The small sample size used in this study was the main limitation to take into consideration. We are aware that with small samples and unbalanced dataset (i.e. datasets containing much more features than patients), the assessment of model reliability is weak and models are associated with a high risk of overfitting. In these cases, cross-validation methods could mitigate the risk of overfitting and provide more reliable estimation of models performances. Cross-validation methods were generally based on the random splitting of the available data in two subsets used for parameters estimation and testing respectively. TWIST, instead, adopts a statistically driven approach to split the available dataset into training and test sets that have been demonstrated to outperform traditional methods such as the k-fold approach and was successfully applied on several clinical datasets [25]. Another common problem with ML was imbalanced population samples, when cases are not equally distributed across classes. To avoid this problem, this study adopted a biased patient selection, with a high percentage of malignant patients included to balance benign cases. As a consequence, malignancy rate of the current study dataset was higher compared to other studies, for which a malignancy rate for foci from 2 to 23% [9,10,11,12,13] was reported.
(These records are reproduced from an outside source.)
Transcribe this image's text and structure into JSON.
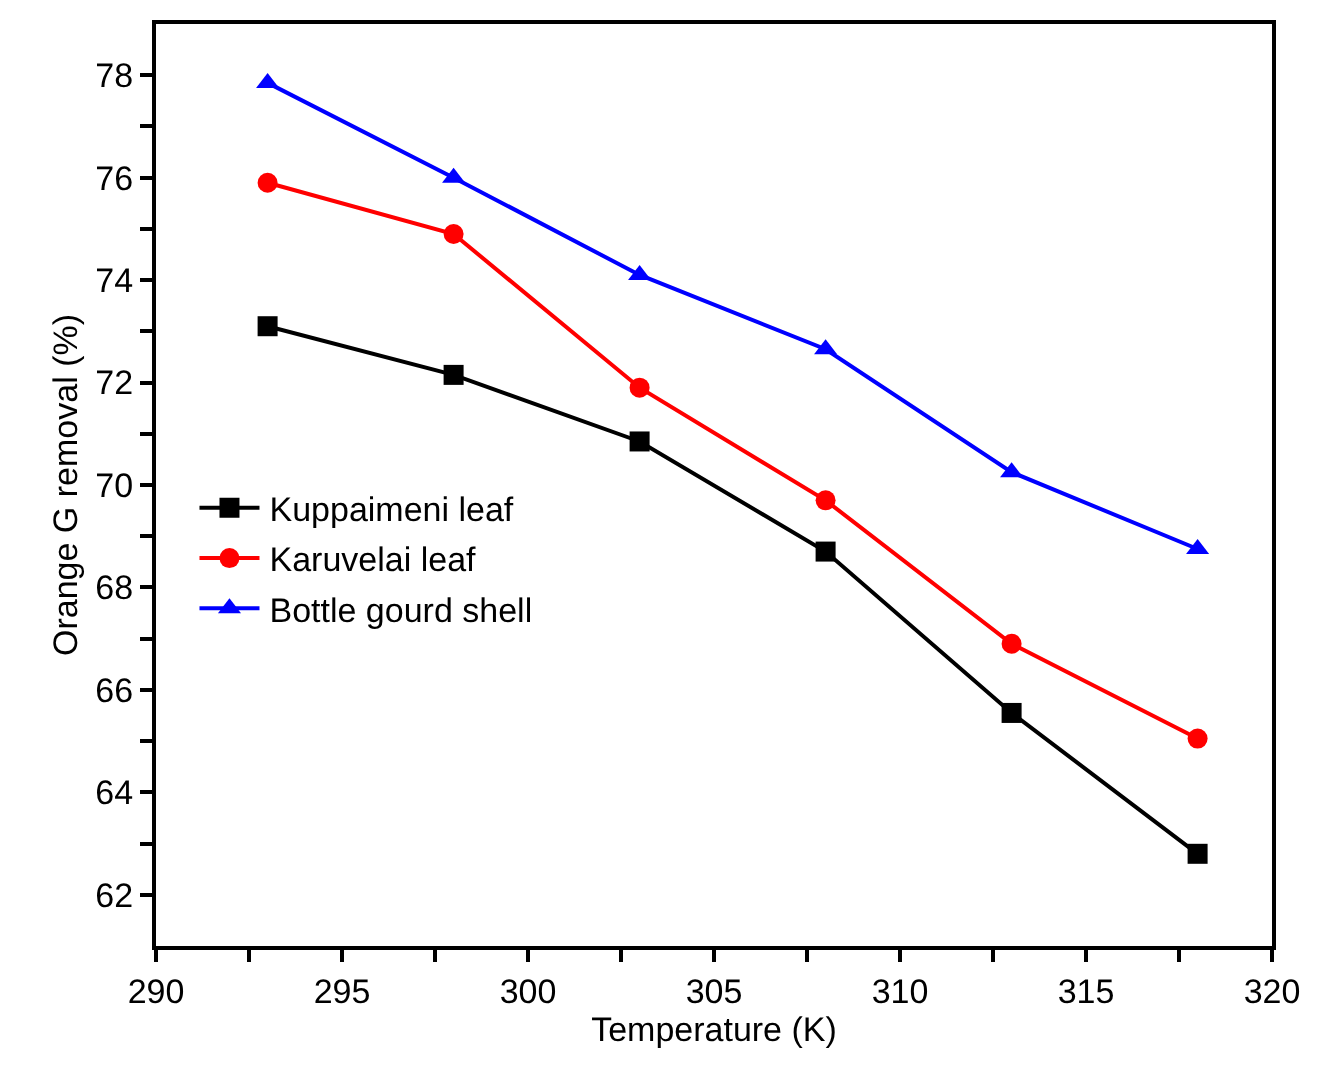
{
  "chart_data": {
    "type": "line",
    "xlabel": "Temperature (K)",
    "ylabel": "Orange G removal (%)",
    "x": [
      293,
      298,
      303,
      308,
      313,
      318
    ],
    "series": [
      {
        "name": "Kuppaimeni leaf",
        "color": "#000000",
        "marker": "square",
        "values": [
          73.1,
          72.15,
          70.85,
          68.7,
          65.55,
          62.8
        ]
      },
      {
        "name": "Karuvelai leaf",
        "color": "#ff0000",
        "marker": "circle",
        "values": [
          75.9,
          74.9,
          71.9,
          69.7,
          66.9,
          65.05
        ]
      },
      {
        "name": "Bottle gourd shell",
        "color": "#0000ff",
        "marker": "triangle",
        "values": [
          77.85,
          76.0,
          74.1,
          72.65,
          70.25,
          68.75
        ]
      }
    ],
    "xlim": [
      290,
      320
    ],
    "xticks": [
      290,
      {
        "value": 292.5,
        "label": null
      },
      295,
      {
        "value": 297.5,
        "label": null
      },
      300,
      {
        "value": 302.5,
        "label": null
      },
      305,
      {
        "value": 307.5,
        "label": null
      },
      310,
      {
        "value": 312.5,
        "label": null
      },
      315,
      {
        "value": 317.5,
        "label": null
      },
      320
    ],
    "ylim": [
      61,
      79
    ],
    "yticks": [
      62,
      {
        "value": 63,
        "label": null
      },
      64,
      {
        "value": 65,
        "label": null
      },
      66,
      {
        "value": 67,
        "label": null
      },
      68,
      {
        "value": 69,
        "label": null
      },
      70,
      {
        "value": 71,
        "label": null
      },
      72,
      {
        "value": 73,
        "label": null
      },
      74,
      {
        "value": 75,
        "label": null
      },
      76,
      {
        "value": 77,
        "label": null
      },
      78
    ],
    "legend": "left",
    "line_style": "solid"
  }
}
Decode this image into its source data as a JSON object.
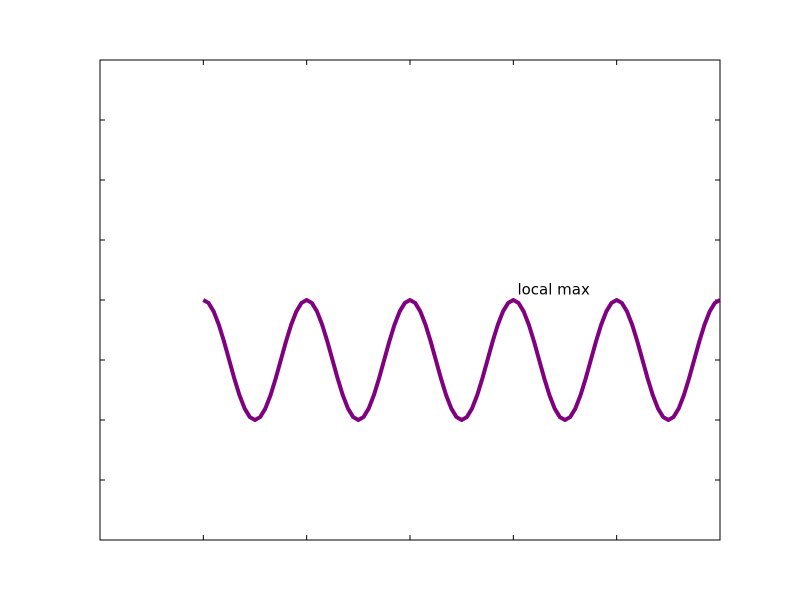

Despite these limitations, this preliminary study suggests that ML could support the radiologist in the clinical decision making for enhancing foci on breast MRI. To turn this result into a robust clinical tool, two further steps should be carried out: first, the variability associated to differences in MRI sequences, devices and contrast agents should be addressed, and second, the interobserver variability in tumour segmentation as well as the patient-related variability must be investigated. The result of this work, if confirmed to a larger scale, might lead to decrease the uncertainty in the clinical decision making regarding enhancing foci on breast MRI.